Le “Strutture residenziali” sono presenti in tutte le Regioni. In alcune, poche, si conta di 1 posto letto ogni 10.000 abitanti in altre si arriva fino a 5 volte tanto. Quasi ovunque si consumano più della metà ( fino ai ¾) delle risorse regionali per la salute mentale. La tendenza a ricorrere al “posto letto residenziale” sembra in crescita inarrestabile e riduce irrimediabilmente la consistenza e la capacità di intervento dei servizi territoriali.
Occorre dunque ripensare alla presenza della cooperazione sociale, costretta ad appiattirsi su infelici politiche regionali. Rischia di diventare dominante la diffusione di luoghi che assomigliano a cronicari. Le ingenti risorse, passivamente dedicate alla “residenzialità”, sarebbero sufficienti per ripensare a forme diverse dell’abitare, dell’inserimento lavorativo, del vivere sociale. I progetti riabilitativi individuali, dove attivati, producono risultati tanto evidenti quanto inaspettati.
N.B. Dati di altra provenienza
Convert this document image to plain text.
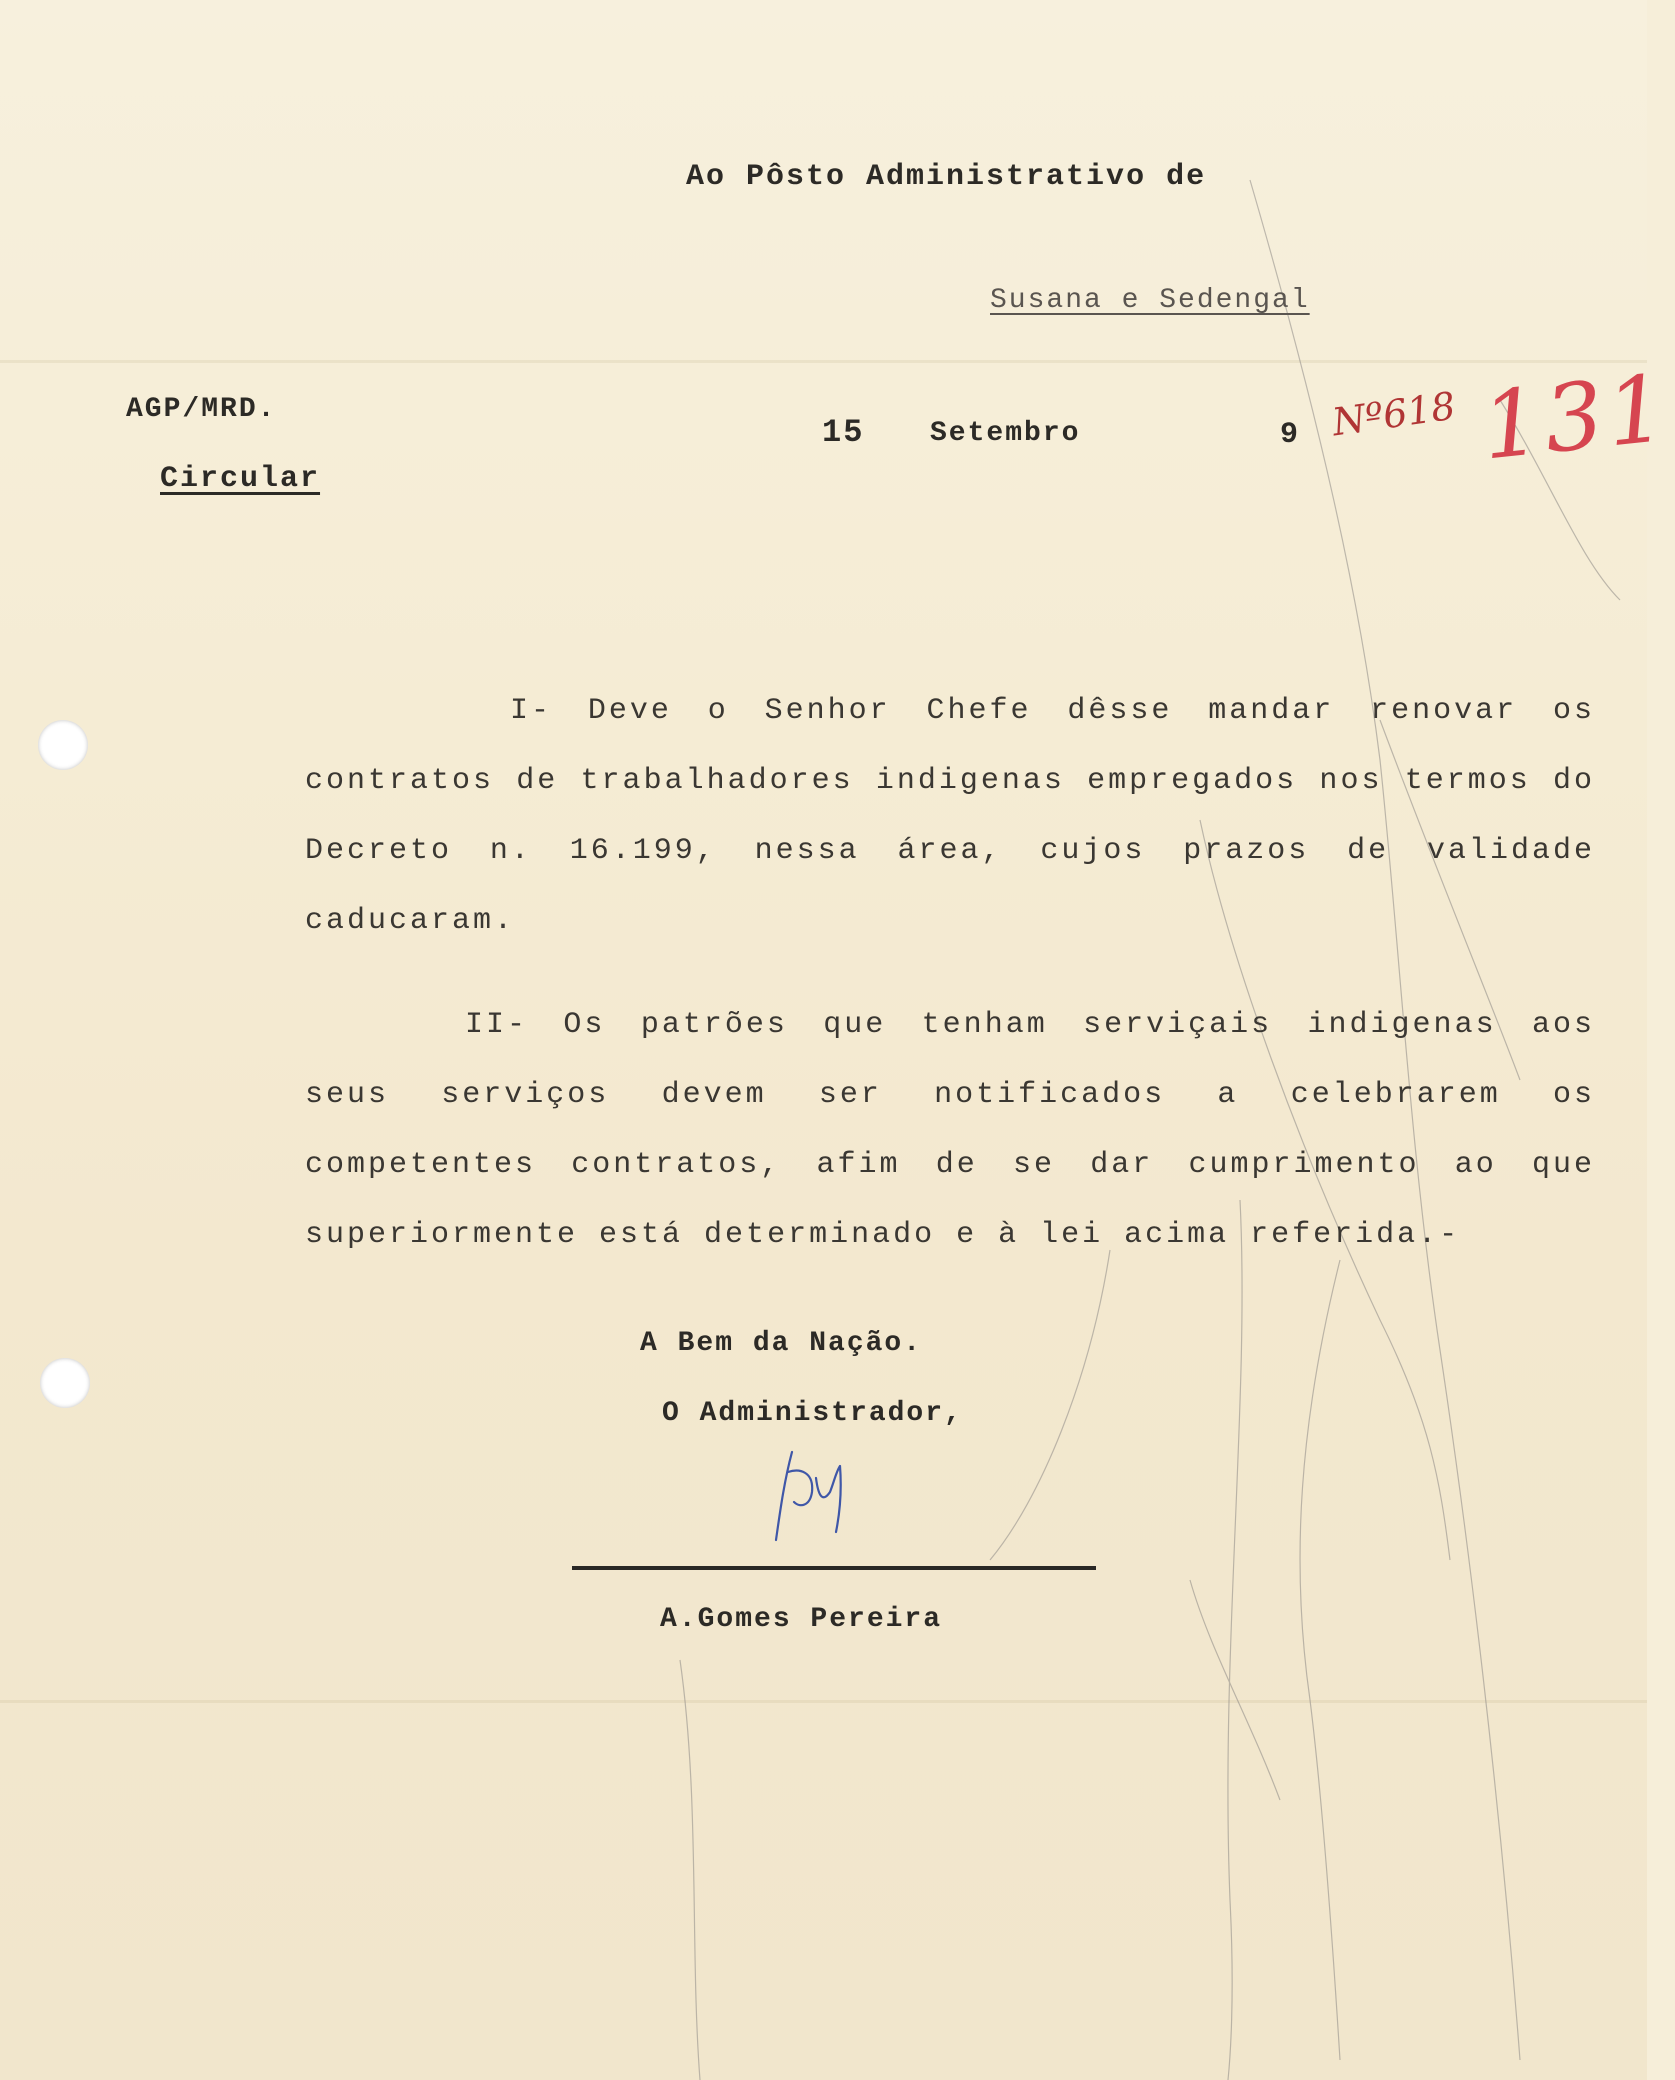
Ao Pôsto Administrativo de
Susana e Sedengal
AGP/MRD.
Circular
15 Setembro	9 Nº618 131

I- Deve o Senhor Chefe dêsse mandar renovar os contratos de trabalhadores indigenas empregados nos termos do Decreto n. 16.199, nessa área, cujos prazos de validade caducaram.

II- Os patrões que tenham serviçais indigenas aos seus serviços devem ser notificados a celebrarem os competentes contratos, afim de se dar cumprimento ao que superiormente está determinado e à lei acima referida.-

A Bem da Nação.
O Administrador,
A.Gomes Pereira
Gli aggettivi che coprono il fallimento delle pratiche residenziali e qualificano questi luoghi come rassicuranti e necessari, evocano la certezza della cura e dell’accoglienza: “terapeutiche, riabilitative, residenziali, familiari, sociali, comunitarie”.
Da molto tempo, ormai, è evidente che il guasto maggiore nell’assetto dei servizi di salute mentale è divenuto il ricorso illimitato, confuso e costosissimo a queste strutture. La conseguenza ancora peggiore è la delega totale della gestione, della cura, delle risorse al privato, sociale o mercantile che sia.
Le strutture residenziali hanno avuto in questi ultimi anni, in particolare dopo il 1998, a seguito della definitiva chiusura degli ospedali psichiatrici, una notevole crescita numerica: dalla ricerca Progres residenze (Iss, 2001), i posti-residenza nelle Regioni risultavano essere circa 17.000. Da allora l’espansione si è rivelata inarrestabile.
Il numero, anche se non verificato, è comunque rilevantissimo. Oltre 20.000 persone (forse 30.000) che, a vario titolo, sono ospitate in strutture residenziali.
I tempi di permanenza, meglio si direbbe di ricovero se non di internamento, diventano sempre più consistenti. Vi sono persone, e non sono poche, che in queste strutture rimangono inerti da più di 30 anni. In quasi tutte le Regioni questa scelta, la scelta della residenza comunitaria, che originariamente è stata perfino affascinante per molti giovani operatori, attratti dalla suggestione della “comunità”, dell’accoglienza, della convivenza, è diventata un affare di dimensioni spesso mal gestibili proprio dagli stessi Dipartimenti e dalle amministrazioni che le hanno fatto nascere. Un numero rilevante di operatori – accompagnatori, tecnici, psicologi, psichiatri, infermieri – è impegnato in questo esteso arcipelago. E, come isole lontane, queste strutture hanno perduto il contatto con la terra ferma, col servizio pubblico, col DSM, con una qualsivoglia razionale attenzione a un progetto articolato e condiviso.
Alcune strutture residenziali appaiono sovradimensionate nel numero, lontane dalla quotidianità dei paesi e dei quartieri, anonime, prive di oggetti, regolate ancora da logiche manicomiali. Spesso separate dal Centro di salute mentale, con équipe del tutto distinte e con profili professionali inadeguati, operano in una totale e indiscussa autoreferenzialità. Sono luoghi che non possono, per come sono costituite, dare sbocco alcuno a forme di abitare e di convivenza più autonome e meglio integrate nella comunità.
In conseguenza dell’espansione residenziale sanitaria e delle scarse possibilità di dimissione dei pazienti accolti, le ASL finiscono per attuare deroghe di fatto alle normative nazionali e regionali sui tempi di ricovero, sulle dotazioni strutturali e di personale; anche i controlli in questo ambito sono, in alcuni casi, divenuti superficiali o addirittura inesistenti.
Molte strutture rischiano di diventare contenitori di emarginazione sociale della disabilità psichica, contrariamente alle finalità dichiarate, con conseguenti fenomeni di “wandering” istituzionale tra luoghi di ricovero.
L’offerta di ricoveri in cliniche private convenzionate con il Servizio sanitario nazionale, in alcune regioni al limite della scandalo, accessibili anche senza coordinamento da parte dei CSM, completano il quadro della residenzialità e rappresentano l’espansione di modelli di assistenza ospedaliera al di fuori della cultura territoriale dei progetti “obiettivo” e dei “piani” per la salute mentale “post legge 180″.